Colored with muted tones of pastel hues and overall optimism, David Crane and Marta Kauffman’s FRIENDS became a vocal piece that defined as well as empowered an entire era of viewers with its innovative narrative structure.
FRIENDS Resonates Among the Fans From the ’90s to the 21st Century
FRIENDS (stylized as F.R.I.E.N.D.S.), the television sitcom that dictated most of our childhoods and guided us into a moderately functional adulthood, ended 20 years ago. Since then, the show has neither waned in popularity nor relevance. And unlike some of the more modern-day projects, FRIENDS was as monumentally powerful in its pilot as in its Season 10 finale.
The 24-episode seasons of the ’90s era sitcom perfectly encapsulated the transitioning society at the turn of the 21st century. From its mid-90s aesthetics to the end of the 1900s and from the ground-shaking tragedy of September 2001 to the end of an era in 2004, FRIENDS has survived it all and pulled an entire generation of audience with it.
As such, the comfort and familiarity that the show holds over its audience cannot be described in simple words but in terms of feelings and abstract emotions. For some, those emotions include nostalgia for a bygone era. In other cases, it evokes a sense of warmth and comfort in its humdrum familiarity, as if resembling the memory of returning home.
FRIENDS Goes Through Some Changes of Its Own
For a project spanning across such a radically evolving decade, FRIENDS rode the wave of change seamlessly. But that is not to say that there weren’t any notable shifts in its form or structure at all. As far as its theme and content were concerned, the sitcom maintained a consistency in quality that is deserving of its own separate award.
However, a subsection of some eagle-eyed fans has noticed a drastic change in the tone and color palette of the show before and after the millennium mile-marker, especially concerning Season 1 launched in the Fall of 1994.
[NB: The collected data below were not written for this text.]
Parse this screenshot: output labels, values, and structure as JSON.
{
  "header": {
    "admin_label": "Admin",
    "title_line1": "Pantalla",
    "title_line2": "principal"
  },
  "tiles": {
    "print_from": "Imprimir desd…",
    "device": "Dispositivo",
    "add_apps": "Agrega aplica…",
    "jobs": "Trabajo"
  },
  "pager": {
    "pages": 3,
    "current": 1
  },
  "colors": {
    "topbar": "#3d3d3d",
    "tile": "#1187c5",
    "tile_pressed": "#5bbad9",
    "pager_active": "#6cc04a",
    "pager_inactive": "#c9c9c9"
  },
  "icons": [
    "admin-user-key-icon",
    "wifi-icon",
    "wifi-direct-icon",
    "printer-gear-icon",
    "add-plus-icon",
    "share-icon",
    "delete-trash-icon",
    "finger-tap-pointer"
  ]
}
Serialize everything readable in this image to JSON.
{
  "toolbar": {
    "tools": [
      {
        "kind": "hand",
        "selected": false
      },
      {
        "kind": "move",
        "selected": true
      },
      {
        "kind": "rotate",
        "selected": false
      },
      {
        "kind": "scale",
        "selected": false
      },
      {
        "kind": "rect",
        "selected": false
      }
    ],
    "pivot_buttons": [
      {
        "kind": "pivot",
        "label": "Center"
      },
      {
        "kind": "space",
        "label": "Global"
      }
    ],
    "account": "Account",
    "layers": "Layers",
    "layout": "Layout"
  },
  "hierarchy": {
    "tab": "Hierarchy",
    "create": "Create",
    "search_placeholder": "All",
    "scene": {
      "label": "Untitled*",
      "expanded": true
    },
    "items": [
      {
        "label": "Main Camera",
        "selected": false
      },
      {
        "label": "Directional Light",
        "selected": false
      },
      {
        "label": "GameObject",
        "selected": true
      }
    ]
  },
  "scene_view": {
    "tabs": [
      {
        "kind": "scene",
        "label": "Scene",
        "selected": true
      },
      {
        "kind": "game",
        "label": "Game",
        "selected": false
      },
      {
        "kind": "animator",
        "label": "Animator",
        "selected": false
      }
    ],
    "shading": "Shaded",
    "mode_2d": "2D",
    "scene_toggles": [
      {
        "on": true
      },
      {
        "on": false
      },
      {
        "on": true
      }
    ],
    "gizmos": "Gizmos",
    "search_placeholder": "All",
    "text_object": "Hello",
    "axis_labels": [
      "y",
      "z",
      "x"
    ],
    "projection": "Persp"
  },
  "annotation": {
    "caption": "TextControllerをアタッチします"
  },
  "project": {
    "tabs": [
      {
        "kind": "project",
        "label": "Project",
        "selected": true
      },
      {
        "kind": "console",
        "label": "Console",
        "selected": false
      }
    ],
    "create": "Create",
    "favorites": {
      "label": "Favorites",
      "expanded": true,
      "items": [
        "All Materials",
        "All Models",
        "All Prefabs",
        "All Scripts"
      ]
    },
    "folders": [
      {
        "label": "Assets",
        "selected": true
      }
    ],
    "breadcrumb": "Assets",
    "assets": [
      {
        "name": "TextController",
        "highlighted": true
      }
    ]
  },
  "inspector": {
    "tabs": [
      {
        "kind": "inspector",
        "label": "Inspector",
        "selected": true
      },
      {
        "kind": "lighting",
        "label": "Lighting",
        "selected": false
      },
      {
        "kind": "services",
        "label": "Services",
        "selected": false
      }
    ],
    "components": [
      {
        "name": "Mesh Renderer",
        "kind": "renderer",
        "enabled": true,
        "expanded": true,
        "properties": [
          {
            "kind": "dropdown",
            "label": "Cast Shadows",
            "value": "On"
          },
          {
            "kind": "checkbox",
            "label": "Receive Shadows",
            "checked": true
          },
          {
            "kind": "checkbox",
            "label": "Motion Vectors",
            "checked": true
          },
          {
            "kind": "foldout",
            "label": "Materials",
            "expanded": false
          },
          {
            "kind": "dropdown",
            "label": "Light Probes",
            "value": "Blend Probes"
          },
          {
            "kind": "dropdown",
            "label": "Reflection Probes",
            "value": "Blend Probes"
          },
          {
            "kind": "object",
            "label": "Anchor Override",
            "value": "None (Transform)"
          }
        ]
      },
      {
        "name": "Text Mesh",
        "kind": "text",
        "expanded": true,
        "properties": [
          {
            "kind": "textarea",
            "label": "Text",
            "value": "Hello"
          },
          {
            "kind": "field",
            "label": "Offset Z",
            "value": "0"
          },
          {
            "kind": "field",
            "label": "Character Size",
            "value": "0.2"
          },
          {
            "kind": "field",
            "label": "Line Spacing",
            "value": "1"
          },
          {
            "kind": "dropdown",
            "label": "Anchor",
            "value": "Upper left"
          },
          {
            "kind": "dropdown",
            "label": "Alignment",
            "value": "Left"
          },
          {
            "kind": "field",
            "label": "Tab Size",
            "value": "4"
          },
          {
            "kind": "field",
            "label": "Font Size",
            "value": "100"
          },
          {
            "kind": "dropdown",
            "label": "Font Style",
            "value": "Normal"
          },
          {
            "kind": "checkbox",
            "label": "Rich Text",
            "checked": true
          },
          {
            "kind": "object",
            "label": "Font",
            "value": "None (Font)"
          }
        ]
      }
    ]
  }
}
According to a Reddit user named Giancarlo_Edu, the first season has a much different vibe compared to the remainder of the series. A FRIENDS fan with the Reddit handle Spiritual_Argument60 agrees with that theory, claiming, “It’s so cozy and comforting.” But primarily, the tonal shift can be chalked up to the era’s visual technology and television editing formats.
Another fan, auntieup had a slightly different take on the tonal shifts in the series from its Season 1 color palette saying:
This color palette was also very early-90s. We went from 80’s brights to neon to earth tones to jewel tones to muted neutrals between 1989 and 1999. We were playing with some clear optimistic blues when 9/11 happened, and we’ve never really been able to shake those military tones since.
Other fans approached the shift more pragmatically: “For me part of it is visual – it was either lit differently or they were using a different type of film. The first season looks more “romantic” to me, like the lighting at a nice restaurant.”
20 years down the line, the show headlined by Jennifer Aniston, Matthew Perry, Courteney Cox, David Schwimmer, Lisa Kudrow, and Matt LeBlanc continues to inspire and shape us through every highs and lows, keeping us company through the good times and the bad, and helping join the entire planet in a common vernacular where anyone could yell “Unagi” and we’d all roll our eyes in unison.
F.R.I.E.N.D.S. is streaming on Netflix.